There's nothing wrong with delegating reasoning-like tasks to generative models, but once you embed those models into a product workflow — deciding how to prompt them, which models and parameters to use, how to post-process outputs, and how to chain multiple AI-assisted steps together — you cannot simply rely on the provider's own quality benchmarks.

The problem for many companies building AI products is that proper assurance can be bloody hard work; sometimes harder than developing the product itself.

It's not sufficient to just ask "does the output look good?" In regulated industries in particular, you need to be able to show, repeatedly, that each AI-supported task is doing what it is meant to do — and not doing anything that it shouldn't.

So while you may be testing prompts, reviewing outputs and collecting user feedback, that is very different from having a repeatable assurance layer underneath the product.

What assurance looks like in practice

Over the past few months I've been developing this kind of framework for a client building LegalTech applications on top of foundation models. For one workflow alone, that has meant breaking the process into over 15 individual, testable tasks, building an evaluation pipeline that uses the same calls as the production code, drafting and iterating golden test sets covering each task, and repeatedly reviewing, testing, and refining the results.

In the process, we've had to answer and document a whole bunch of important questions:

  • What tasks in the workflow is AI assisting?
  • How do foundation model outputs flow through the application?
  • What do good outputs look like for each task?
  • What are the predictable failure modes?
  • What are the best examples to test with?
  • What metrics actually matter?
  • What changes need to trigger the assurance pipeline?

Where AI workflows actually fail

In product workflows, foundation models are rarely just doing one generic thing. They can be retrieving, classifying, summarising, ranking, extracting, drafting, checking sources, and making judgements that later outputs depend on.

Each of those steps can fail in different ways. A final output that "looks good" could actually hide a weak intermediate step. A plausible summary can distort a source found earlier in the workflow. A relevance filter can drop an important piece of earlier evidence. A prompt change can improve one task while damaging others.
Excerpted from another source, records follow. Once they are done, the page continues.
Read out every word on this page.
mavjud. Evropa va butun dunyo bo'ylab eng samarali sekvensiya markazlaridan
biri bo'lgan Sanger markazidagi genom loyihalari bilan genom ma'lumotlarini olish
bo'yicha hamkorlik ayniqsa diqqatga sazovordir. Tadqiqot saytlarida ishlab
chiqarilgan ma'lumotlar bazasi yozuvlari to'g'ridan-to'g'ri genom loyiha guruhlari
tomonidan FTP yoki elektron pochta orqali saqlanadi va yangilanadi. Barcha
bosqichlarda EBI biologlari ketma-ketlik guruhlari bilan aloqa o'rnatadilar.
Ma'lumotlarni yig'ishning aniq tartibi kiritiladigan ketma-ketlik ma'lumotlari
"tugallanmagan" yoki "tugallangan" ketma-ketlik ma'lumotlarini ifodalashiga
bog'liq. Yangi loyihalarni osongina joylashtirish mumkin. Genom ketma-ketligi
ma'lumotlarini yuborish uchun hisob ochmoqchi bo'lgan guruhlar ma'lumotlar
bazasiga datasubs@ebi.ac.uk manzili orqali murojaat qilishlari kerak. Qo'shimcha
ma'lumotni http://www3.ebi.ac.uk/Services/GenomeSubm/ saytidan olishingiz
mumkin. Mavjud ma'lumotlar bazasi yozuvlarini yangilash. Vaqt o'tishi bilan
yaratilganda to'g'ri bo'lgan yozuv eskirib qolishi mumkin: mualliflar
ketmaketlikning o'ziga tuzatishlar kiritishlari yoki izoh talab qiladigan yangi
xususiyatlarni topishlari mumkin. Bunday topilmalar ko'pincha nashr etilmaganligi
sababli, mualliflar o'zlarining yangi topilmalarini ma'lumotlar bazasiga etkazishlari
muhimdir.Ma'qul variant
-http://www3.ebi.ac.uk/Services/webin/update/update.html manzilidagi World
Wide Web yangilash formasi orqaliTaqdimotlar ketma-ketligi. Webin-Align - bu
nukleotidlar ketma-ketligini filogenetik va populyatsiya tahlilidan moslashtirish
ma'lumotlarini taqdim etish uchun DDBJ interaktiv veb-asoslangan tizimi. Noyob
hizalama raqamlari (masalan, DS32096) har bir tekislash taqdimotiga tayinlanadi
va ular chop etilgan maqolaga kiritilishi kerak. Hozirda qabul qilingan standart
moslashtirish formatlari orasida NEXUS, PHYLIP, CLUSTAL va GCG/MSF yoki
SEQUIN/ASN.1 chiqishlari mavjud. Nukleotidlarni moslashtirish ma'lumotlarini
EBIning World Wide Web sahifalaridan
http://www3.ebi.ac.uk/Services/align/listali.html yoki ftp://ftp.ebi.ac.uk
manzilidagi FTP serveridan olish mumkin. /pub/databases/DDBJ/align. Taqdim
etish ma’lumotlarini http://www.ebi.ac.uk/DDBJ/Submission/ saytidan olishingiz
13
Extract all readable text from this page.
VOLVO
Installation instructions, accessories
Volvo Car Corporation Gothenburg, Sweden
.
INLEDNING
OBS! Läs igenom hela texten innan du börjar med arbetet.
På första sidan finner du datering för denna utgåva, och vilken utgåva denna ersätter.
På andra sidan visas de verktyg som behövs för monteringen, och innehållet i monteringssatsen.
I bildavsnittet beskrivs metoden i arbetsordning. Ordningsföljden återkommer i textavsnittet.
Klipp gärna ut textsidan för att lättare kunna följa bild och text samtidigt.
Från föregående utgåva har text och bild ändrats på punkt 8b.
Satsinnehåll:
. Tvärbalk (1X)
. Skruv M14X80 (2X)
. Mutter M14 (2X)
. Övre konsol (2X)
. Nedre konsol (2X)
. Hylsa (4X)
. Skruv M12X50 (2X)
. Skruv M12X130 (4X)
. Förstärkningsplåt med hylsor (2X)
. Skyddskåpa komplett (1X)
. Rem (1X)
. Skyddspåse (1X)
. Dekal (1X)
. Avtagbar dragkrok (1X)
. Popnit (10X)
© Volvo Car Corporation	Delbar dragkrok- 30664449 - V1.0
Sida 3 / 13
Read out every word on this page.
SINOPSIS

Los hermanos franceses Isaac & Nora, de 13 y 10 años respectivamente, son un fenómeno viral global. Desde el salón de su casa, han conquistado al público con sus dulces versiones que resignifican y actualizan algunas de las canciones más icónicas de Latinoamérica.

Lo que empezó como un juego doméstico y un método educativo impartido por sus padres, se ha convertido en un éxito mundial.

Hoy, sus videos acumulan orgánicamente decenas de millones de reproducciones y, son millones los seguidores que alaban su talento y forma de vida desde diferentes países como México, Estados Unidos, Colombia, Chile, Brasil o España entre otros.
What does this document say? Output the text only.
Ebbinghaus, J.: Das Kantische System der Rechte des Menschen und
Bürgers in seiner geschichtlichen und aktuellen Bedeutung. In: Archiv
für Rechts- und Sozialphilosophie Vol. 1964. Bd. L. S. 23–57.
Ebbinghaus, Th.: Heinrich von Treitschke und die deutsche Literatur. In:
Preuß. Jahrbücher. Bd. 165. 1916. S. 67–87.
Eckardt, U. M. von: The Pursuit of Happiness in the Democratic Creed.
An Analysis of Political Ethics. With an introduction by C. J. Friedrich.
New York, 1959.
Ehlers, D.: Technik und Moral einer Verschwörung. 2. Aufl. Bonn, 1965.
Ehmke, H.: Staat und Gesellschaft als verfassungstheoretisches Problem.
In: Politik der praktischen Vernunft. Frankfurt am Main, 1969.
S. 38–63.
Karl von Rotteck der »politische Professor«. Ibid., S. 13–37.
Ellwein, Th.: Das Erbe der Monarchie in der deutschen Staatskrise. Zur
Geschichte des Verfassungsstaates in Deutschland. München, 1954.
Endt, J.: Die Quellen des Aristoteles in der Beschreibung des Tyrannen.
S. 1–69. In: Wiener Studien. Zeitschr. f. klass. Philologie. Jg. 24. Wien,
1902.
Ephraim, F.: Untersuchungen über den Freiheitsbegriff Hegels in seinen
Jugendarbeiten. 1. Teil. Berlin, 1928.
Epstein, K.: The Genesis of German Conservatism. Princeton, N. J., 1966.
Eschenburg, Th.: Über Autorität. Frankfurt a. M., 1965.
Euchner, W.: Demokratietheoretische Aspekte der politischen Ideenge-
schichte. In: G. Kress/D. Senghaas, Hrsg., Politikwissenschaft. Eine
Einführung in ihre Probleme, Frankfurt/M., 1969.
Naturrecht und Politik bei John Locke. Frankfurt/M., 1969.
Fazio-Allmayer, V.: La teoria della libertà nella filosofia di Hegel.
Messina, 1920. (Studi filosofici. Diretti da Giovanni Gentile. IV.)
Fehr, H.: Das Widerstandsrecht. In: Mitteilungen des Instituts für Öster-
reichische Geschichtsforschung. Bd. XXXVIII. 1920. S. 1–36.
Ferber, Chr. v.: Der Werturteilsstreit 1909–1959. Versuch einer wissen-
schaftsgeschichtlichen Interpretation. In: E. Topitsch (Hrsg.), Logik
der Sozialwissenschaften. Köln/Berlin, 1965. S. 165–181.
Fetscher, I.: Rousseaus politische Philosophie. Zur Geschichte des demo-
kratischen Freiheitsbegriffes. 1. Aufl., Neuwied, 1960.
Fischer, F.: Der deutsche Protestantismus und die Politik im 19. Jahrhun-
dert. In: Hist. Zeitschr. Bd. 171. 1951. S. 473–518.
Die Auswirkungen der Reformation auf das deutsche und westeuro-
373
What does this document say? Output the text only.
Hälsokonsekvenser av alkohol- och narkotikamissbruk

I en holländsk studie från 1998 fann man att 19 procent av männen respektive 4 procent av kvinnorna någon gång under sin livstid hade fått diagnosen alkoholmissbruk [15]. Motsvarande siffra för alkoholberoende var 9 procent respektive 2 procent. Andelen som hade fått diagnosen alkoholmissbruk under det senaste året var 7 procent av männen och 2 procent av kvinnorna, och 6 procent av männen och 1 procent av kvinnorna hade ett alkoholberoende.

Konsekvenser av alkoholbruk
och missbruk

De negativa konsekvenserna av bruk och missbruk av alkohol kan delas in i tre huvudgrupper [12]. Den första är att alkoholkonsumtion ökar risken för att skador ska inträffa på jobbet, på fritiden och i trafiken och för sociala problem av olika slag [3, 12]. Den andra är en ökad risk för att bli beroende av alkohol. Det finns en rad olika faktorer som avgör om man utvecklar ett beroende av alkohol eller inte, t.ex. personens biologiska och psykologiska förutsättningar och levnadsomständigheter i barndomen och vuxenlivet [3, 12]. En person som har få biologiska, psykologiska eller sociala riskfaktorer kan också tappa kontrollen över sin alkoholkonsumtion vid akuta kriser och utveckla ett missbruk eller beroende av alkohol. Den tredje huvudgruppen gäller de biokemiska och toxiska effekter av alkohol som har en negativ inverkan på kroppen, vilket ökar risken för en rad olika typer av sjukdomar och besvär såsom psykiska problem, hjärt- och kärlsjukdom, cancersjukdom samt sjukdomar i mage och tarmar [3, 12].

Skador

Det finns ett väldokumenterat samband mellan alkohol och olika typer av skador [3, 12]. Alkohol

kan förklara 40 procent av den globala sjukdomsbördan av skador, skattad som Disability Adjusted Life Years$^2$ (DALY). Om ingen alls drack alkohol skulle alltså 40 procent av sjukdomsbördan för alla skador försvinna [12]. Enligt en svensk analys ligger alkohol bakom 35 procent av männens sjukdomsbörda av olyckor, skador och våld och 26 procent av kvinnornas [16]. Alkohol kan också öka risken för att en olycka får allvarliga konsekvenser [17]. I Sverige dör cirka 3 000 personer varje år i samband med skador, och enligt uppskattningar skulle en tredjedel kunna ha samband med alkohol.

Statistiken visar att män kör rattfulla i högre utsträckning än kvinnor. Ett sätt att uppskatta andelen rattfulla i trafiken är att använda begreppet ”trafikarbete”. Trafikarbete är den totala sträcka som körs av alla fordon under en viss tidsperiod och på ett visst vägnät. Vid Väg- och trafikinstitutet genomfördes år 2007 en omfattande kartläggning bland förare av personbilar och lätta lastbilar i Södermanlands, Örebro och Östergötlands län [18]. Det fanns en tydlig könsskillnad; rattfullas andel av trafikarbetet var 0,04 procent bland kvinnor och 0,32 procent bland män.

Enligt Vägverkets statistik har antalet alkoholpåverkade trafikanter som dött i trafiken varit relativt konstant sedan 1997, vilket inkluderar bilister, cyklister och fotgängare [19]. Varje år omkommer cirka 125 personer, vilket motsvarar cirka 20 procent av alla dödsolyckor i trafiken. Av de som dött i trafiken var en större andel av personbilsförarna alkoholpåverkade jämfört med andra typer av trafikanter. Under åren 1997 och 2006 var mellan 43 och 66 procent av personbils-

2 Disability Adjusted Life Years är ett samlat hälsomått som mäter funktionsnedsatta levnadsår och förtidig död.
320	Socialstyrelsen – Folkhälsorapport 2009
My sense is that many organisations aren't avoiding assurance because they don’t care. More likely, they're not sure why they need it, and even then they may not have a practical framework for doing it. That's perhaps why AI assurance is still treated as something abstract, legalistic or overkill. But at product level, it can be very concrete: task inventories, golden test sets, metrics and thresholds, evaluation runs, reviewer notes, and system cards.

The point is not perfection

The point is not to prove that domain-specific AI applications are perfect. It is to give users appropriate reassurance, and to enable product teams to test and improve their systems, explain them to clients, and know when a change has made them worse.

And as the pace at which foundation models change accelerates, for professional AI applications that is going to matter more and more.